The surprise drop Z and B show to coincide with their stadium tour, Everything Is Love, isn’t bad. It isn’t bad at all. But in a spring where Kanye West has released four straight seven track masterpieces and still has everyone from A$AP Rocky to Cardi B to Janelle Monae on his heels and how, it isn’t good enough. I didn’t think much of our first woke Jay Z 4:44 which still had “The Story Of O.J.” and don’t get me started on Lemonade except to mention that the wide musical palette that had Beyonce working with everyone from Karen O to Ezra Koenig, is narrowed to a strong and consistently black r&b.

Both songs and lyrics are a little obvious. No, these songs of marital fidelity and branding are not self indulgent, and no, Jay Z doesn’t wag his dick in your face anymore (though he wags his checkbook), and the sense of a community, a family, especially on Father’s Day is a good response to perceived black social problems, but it isn’t fun enough, or smart enough. Sure, rap, right, solipsism comes with the territory, still while Kanye deals with mental illness, Jay and Bey deal with their innate superiority. It puts me off.

Opening song “Summer,” about the couple fucking each other during the summer, is a well orchestrated piece of what amounts to retro-soul. It is OK, listen once, twice, but you get the point fast, but you’ll never skip it.  “Apeshit” is everything you might want it to be, a take no prisons ode to their audience that starts fast and strong and then goes faster and further with the best rap Bey has ever done by far, a speedy Twister, and Jay comes in late but he comes through (the “monkey business”  line is really good), and good for the couple sticking it to everyone (apparently, Jay Z turned down the Super Bowl… he fills NFL stadiums anyway).  “Boss” is a terrific song, which, if you can get past Jay Z’s claim that people who don’t sign with him are hurting themselves, makes  a case for the tied that rises everybody.

Things slow down after those three, “Nice” ain’t much “713” is Houston’s area code, “Friends” is as stupid a concept though the autotune is really echoey and cool.

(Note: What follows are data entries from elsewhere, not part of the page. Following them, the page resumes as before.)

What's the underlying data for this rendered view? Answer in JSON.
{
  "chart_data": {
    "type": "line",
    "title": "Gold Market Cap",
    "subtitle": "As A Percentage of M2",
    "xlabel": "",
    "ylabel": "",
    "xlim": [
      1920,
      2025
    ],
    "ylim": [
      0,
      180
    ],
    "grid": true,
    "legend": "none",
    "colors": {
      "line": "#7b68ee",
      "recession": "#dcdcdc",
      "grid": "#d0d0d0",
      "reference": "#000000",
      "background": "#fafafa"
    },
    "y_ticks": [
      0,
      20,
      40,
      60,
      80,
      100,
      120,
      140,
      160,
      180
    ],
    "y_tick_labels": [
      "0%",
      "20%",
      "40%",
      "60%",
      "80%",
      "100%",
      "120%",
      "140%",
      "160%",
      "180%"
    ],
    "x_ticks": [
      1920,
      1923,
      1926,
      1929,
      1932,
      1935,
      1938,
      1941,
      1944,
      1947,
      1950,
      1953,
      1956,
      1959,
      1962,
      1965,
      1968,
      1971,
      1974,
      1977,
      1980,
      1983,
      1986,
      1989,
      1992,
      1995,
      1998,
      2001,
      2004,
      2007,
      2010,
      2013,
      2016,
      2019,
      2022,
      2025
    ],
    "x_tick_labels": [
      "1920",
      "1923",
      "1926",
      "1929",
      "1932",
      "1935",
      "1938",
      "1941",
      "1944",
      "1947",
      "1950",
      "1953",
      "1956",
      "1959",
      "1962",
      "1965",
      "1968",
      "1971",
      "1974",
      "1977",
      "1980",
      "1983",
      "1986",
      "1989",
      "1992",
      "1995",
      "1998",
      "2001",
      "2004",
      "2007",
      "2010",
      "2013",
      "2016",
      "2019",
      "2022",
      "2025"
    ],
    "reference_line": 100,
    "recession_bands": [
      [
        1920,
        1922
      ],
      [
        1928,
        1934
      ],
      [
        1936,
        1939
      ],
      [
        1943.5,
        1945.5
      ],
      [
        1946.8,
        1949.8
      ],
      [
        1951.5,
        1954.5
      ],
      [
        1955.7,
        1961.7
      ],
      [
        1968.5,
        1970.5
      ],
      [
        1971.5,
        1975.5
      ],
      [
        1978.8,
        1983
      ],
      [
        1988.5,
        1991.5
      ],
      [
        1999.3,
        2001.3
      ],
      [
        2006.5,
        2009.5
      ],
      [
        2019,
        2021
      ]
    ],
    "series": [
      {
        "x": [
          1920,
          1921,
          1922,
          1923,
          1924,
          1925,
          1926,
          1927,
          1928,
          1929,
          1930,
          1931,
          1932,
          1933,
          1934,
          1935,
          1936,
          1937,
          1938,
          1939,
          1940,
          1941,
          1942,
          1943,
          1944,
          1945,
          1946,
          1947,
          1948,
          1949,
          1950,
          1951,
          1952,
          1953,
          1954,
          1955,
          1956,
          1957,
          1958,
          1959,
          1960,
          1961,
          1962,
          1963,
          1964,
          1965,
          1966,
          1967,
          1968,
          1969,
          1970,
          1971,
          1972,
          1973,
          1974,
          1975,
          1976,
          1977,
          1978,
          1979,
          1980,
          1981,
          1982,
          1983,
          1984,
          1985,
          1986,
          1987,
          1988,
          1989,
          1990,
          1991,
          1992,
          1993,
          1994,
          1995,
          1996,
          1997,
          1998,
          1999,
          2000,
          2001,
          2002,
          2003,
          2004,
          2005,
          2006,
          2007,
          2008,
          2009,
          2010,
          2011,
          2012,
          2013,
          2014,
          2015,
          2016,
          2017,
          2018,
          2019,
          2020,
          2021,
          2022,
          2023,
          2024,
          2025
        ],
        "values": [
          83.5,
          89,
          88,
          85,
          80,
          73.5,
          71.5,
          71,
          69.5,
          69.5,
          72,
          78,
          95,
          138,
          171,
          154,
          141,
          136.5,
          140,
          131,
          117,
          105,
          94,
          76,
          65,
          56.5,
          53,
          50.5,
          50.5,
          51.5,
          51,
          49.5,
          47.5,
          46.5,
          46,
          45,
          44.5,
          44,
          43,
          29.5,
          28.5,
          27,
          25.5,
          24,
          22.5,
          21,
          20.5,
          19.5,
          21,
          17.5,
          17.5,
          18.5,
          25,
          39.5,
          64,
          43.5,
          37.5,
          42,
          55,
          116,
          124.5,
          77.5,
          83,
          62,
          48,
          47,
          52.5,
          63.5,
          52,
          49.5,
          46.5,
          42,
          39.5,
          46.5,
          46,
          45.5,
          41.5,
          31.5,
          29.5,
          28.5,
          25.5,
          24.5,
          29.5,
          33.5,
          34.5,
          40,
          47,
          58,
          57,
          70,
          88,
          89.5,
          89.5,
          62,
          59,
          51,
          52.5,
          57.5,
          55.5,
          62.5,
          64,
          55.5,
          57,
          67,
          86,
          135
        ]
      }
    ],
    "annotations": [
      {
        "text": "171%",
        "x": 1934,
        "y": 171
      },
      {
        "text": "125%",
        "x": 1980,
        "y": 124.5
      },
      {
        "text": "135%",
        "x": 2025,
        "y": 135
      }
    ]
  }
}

None of this is BAD, not of it is stupid, even if it is very arrogant. And “LOVEHAPPY” Is pretty excellent to take us out. But this all has nothing to do with anything and name checking Trayvon Martin doesn’t change that. It feels like 40 minutes of spin put to music, life by paparazzi in a cloistered that, even romantically, has nothing whatsoever to do with the way anyone lives anywhere.